The Lehigh Gorge Trail is a 26 mi multi-use rail trail that winds along the valley of the Lehigh River
Gorge from White Haven, to Jim Thorpe, Pennsylvania. Much of the trail runs through the Lehigh Gorge State Park, and was originally developed into a railroad corridor after an extension of the Lehigh Canal was first built under the great push of Main Line of Public Works to connect the Delaware Valley to Pittsburgh.

Dating to 1837, the Lehigh Coal & Navigation Company and its subsidiary Lehigh and Susquehanna Railroad (LH&S RR) worked to tame the rough terrains of the gorge, initially for a northward extension of the Lehigh Canal, then for a railroad graded through passing the twists of the gorge after floods in the later-1840s wiped out the northward extension of the much older (lower) Lehigh Canal, extending down to the industries of Allentown and Philadelphia.

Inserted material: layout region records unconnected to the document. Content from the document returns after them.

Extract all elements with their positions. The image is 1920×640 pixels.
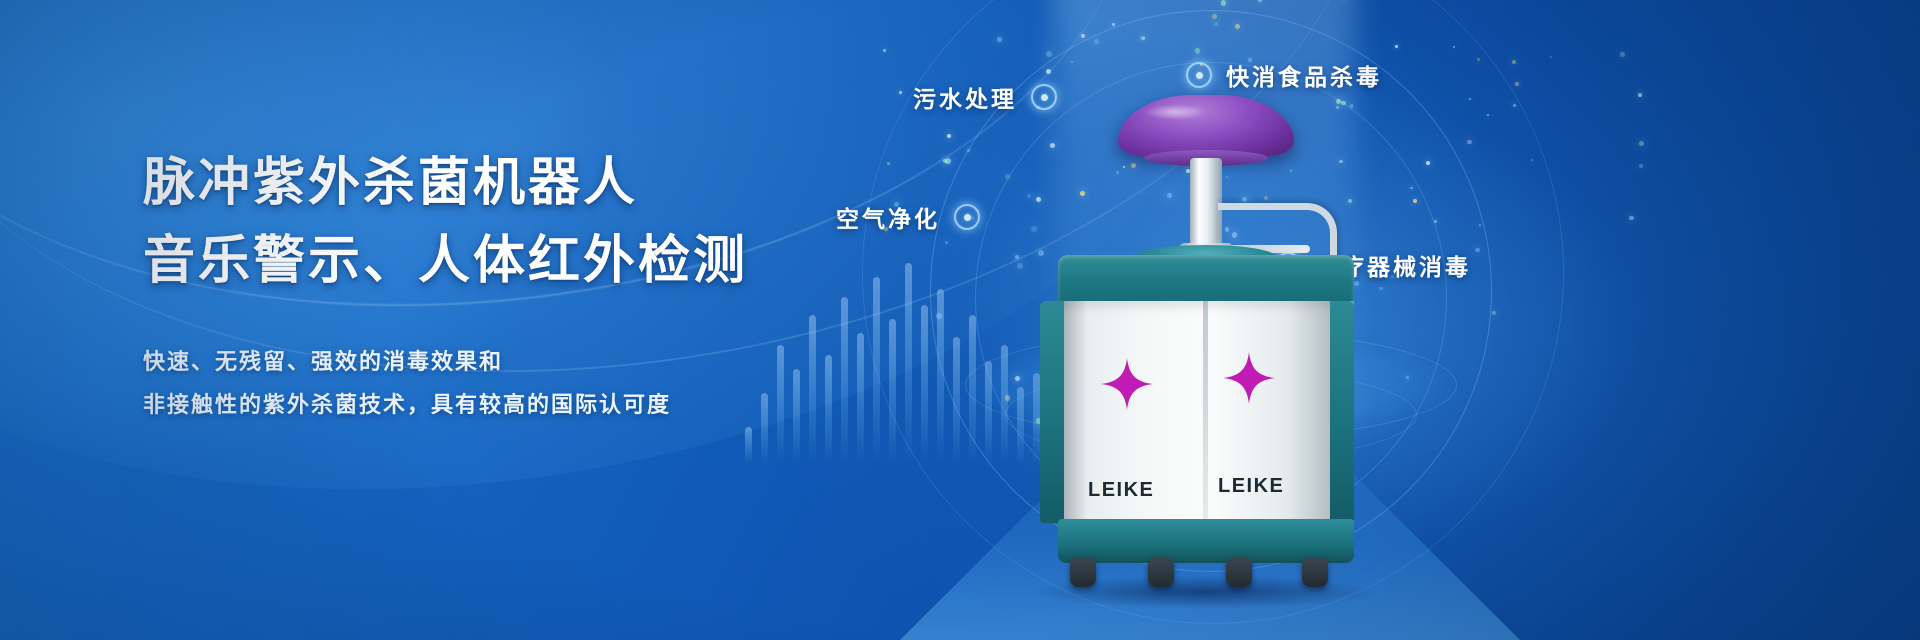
hero-banner: 脉冲紫外杀菌机器人 音乐警示、人体红外检测 快速、无残留、强效的消毒效果和 非接… [0,0,1920,640]
vignette-overlay [0,0,1920,640]
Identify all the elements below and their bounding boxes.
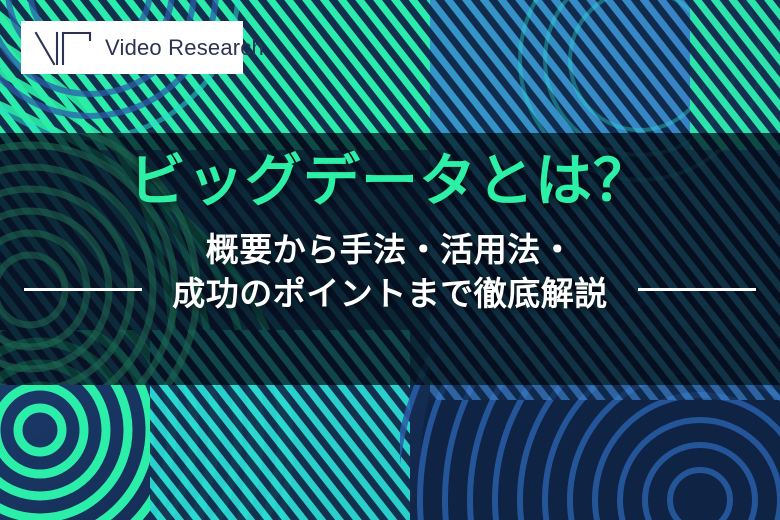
subtitle-rule-left <box>24 288 142 291</box>
top-right-green-stripes <box>690 0 780 150</box>
background-pattern <box>0 0 780 520</box>
logo-box[interactable]: Video Research <box>21 21 243 74</box>
video-research-logo-icon <box>33 28 97 68</box>
logo-wordmark: Video Research <box>105 35 264 61</box>
subtitle-rule-right <box>638 288 756 291</box>
bottom-left-diagonals <box>150 330 410 520</box>
banner-image: Video Research ビッグデータとは？ 概要から手法・活用法・ 成功の… <box>0 0 780 520</box>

LH&S became a holding company in the 1870s and to this day lease the trackage of this important rail corridor to several rail companies with track rights, including Norfolk Southern and the Reading Blue Mountain and Northern Railroad. Parts of the trail are rights of ways of the competing Lehigh Valley Railroad (LVRR), incorporated in the 1870s to bust the monopoly the LH&S had over transit between the Delaware Valley and Wilkes-Barre. Both rail systems were acquired during the Conrail mergers, with parts combined for today's Railbed.

The trail is located on the unused remnants, and today is part of the 165 mi D & L Trail, which extends northwards along the other abandoned trackage beyond Mountain Top down into the Avoca and Moosic suburbs between Wilkes-Barre and Scranton.

==Activities==
The Lehigh Gorge Trail has a fine crushed stone surface suitable for hiking and cycling. The 25 mi downhill grade from White Haven to Jim Thorpe makes the trail popular with cyclists who use various shuttle services from the Jim Thorpe area to reach the White Haven trail head, for an easy "downhill" pedal.

==Trail access==
The trail has three primary trailheads, the White Haven and Glen Onoko terminuses and a midway access point in Rockport. A recent 2.1 mile trail connection via the Nesquehoning Trestle between Glen Onoko and Jim Thorpe provides direct access to downtown Jim Thorpe.

==History==
The trail follows an abandoned railroad corridor along the Lehigh River. Prior to the railroad, the Lehigh Canal ran along much of the same route, and many of the original stone locks are still intact and visible from the trail.